8th. The jury are further instructed, that there is a distinction between a contract for a sale, and a sale; that to constitute a sale of personal property there must be delivery of possession, and that the plaintiff must here show a delivery of the mare Jane to him by the defendant in order to recover in this action.
The court refused to give the 7th and 8th, and refused to give the 1st and 2nd as asked, and gave the 3rd, 4th, 5th, and 6th, as asked by defendant.
To the decision of the court in refusing to give the 1st and 2nd instructions as asked, and refusing to give the 7th and 8th, the defendant excepted.
The court gave the 1st and 2nd instructions asked by the defendant, as modified by the court, which are as follows :
1st. If the jury believe, from the evidence, that the defendant was to retain the mare Jane until he got his plowing done, and that if anything happened to either of the mares before tfie time for delivery it was not to be a trade, and ..that the defendant was not done plowing at the time the mare Jane was taken, and that the mare Ooly afterwards got hurt or became unsound, they will find for defendant.
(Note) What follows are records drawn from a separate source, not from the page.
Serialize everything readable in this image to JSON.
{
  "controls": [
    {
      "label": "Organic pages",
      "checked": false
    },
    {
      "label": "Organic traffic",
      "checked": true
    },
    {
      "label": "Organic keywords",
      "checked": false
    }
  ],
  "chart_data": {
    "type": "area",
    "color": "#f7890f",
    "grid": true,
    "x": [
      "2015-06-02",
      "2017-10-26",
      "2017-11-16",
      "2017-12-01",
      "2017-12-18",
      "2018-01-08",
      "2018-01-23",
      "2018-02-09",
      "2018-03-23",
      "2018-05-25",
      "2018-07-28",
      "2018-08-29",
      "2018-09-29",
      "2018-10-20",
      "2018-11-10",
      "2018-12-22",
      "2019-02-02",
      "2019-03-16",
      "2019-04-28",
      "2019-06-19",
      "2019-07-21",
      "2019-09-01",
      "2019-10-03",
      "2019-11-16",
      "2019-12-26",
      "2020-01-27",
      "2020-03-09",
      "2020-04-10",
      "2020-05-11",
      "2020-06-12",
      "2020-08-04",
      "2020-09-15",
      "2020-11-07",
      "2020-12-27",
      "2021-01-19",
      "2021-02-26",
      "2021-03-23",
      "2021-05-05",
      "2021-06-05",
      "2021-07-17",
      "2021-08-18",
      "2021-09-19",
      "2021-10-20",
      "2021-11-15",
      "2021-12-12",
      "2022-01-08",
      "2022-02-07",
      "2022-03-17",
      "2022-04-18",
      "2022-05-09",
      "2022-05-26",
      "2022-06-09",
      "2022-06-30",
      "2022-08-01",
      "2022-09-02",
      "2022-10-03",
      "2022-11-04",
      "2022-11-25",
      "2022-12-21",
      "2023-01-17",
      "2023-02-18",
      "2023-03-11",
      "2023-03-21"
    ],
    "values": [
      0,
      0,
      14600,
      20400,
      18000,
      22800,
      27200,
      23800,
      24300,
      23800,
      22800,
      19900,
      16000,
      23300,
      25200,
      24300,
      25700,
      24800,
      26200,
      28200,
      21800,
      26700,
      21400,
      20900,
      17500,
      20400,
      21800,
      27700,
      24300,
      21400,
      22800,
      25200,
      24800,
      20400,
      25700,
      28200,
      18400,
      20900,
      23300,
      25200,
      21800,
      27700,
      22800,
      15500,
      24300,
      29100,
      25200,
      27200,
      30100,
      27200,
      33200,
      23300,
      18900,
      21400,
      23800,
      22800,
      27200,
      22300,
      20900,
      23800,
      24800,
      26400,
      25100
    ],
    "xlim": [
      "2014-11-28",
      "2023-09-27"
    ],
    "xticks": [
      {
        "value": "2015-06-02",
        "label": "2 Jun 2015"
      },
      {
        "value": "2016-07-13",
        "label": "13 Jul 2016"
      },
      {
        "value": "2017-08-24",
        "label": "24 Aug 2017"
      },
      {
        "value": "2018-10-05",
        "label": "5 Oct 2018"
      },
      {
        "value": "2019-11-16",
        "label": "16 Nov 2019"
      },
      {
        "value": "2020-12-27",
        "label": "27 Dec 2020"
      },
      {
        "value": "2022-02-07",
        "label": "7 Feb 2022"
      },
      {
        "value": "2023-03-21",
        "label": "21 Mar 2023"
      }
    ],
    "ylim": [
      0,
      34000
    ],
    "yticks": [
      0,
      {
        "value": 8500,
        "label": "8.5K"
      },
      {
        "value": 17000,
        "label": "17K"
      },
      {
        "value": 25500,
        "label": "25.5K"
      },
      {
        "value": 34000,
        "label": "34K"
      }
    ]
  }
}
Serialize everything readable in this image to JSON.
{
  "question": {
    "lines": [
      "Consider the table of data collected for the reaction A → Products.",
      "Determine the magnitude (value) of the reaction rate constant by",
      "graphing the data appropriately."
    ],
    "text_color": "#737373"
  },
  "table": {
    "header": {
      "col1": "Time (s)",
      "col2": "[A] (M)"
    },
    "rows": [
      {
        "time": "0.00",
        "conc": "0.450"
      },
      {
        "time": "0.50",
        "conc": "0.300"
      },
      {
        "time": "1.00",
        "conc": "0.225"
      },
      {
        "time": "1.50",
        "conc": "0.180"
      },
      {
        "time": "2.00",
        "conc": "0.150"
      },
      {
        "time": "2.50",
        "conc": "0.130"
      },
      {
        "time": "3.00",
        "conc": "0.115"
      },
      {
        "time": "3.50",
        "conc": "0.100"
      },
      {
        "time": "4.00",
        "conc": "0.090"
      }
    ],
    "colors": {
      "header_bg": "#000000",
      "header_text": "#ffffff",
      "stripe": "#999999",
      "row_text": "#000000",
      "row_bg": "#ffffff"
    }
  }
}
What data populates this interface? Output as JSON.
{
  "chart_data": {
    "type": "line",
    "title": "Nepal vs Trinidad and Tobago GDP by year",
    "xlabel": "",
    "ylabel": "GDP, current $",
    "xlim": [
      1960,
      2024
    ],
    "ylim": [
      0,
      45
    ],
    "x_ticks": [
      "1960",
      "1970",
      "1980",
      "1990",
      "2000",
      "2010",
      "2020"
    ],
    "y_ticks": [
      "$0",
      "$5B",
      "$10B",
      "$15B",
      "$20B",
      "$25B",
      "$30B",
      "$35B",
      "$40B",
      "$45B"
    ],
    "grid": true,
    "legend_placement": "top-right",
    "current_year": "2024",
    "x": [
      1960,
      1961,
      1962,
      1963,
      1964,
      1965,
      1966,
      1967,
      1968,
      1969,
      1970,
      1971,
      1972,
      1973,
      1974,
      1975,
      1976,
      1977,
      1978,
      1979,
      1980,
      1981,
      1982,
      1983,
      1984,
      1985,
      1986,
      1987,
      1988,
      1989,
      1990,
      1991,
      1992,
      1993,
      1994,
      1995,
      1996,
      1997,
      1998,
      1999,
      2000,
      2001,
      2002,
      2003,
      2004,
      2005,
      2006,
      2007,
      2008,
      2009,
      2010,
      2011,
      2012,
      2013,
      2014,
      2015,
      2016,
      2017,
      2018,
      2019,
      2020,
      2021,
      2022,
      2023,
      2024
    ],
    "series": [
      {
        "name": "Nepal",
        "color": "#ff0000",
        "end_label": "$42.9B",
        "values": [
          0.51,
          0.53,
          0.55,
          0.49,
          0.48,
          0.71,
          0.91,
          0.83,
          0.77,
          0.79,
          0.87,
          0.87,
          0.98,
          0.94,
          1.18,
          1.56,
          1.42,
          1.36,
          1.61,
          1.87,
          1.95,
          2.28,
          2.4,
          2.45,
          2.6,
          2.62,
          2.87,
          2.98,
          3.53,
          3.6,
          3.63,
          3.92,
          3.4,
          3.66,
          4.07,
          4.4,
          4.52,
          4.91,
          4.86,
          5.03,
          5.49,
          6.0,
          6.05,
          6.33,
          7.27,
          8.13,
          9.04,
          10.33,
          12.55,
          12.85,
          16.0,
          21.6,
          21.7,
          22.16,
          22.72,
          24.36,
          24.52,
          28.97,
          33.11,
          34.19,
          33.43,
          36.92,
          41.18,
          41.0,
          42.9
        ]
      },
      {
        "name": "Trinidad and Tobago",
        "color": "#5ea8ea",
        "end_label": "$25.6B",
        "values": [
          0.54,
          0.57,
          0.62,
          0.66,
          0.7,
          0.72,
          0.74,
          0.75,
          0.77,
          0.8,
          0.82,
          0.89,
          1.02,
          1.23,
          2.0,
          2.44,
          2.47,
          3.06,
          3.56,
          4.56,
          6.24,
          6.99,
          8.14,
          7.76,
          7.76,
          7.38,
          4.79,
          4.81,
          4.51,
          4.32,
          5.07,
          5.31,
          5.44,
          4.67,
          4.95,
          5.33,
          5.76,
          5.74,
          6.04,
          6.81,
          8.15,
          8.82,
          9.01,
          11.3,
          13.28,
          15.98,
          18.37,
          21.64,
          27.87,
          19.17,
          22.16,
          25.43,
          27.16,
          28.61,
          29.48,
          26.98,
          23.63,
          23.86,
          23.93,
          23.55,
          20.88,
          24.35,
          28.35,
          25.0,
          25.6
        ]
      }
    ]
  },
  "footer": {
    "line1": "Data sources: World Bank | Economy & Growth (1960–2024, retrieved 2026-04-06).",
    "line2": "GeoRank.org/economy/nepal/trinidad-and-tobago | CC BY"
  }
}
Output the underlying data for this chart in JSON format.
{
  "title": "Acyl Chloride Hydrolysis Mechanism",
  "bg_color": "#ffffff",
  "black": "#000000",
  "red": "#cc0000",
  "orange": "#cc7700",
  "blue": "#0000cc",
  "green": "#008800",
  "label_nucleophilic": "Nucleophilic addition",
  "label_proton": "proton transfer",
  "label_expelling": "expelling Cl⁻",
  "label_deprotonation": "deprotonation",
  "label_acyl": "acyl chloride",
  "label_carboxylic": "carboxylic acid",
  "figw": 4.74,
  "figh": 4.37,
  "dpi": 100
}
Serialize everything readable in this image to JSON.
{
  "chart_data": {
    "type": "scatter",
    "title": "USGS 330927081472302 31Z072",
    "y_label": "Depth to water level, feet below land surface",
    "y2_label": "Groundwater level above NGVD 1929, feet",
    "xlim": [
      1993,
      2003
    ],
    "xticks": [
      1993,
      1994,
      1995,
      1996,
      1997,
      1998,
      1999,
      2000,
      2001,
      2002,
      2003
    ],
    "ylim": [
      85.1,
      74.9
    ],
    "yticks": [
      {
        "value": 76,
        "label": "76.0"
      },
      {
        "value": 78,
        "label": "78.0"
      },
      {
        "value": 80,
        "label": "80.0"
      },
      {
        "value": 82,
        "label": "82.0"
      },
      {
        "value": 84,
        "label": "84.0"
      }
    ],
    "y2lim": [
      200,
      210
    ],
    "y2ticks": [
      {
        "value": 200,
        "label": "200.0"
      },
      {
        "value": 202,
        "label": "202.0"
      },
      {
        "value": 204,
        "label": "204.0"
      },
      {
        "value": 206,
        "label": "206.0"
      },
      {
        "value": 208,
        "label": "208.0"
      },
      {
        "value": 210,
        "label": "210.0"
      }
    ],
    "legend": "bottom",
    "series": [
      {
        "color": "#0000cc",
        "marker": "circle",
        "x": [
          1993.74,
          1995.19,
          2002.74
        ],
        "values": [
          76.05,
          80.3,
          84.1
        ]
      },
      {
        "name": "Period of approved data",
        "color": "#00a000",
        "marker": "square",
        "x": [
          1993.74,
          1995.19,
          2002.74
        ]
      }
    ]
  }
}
2nd. If the jury believe, from the evidence, that the title to the mares was not to pass, or it was not to be a trade if anything was the matter with either of the mares before delivery, and that the mare Ooly was seriously injwred, by stiffness or lameness before Jane was to be delivered by the contract, they will find for the defendant.
To the giving of the said instructions, so modified by the court, the defendant excepted.
The cause was then submitted to the jury, who found the issues for the plaintiff, and assessed damages at one cent, to which verdict the defendant then and there excepted.
*531The defendant then filed a motion for a new trial, which was denied.
Douglass & Craig, for Plaintiff in Error.
Tyler & Sanford, for Defendant in Error.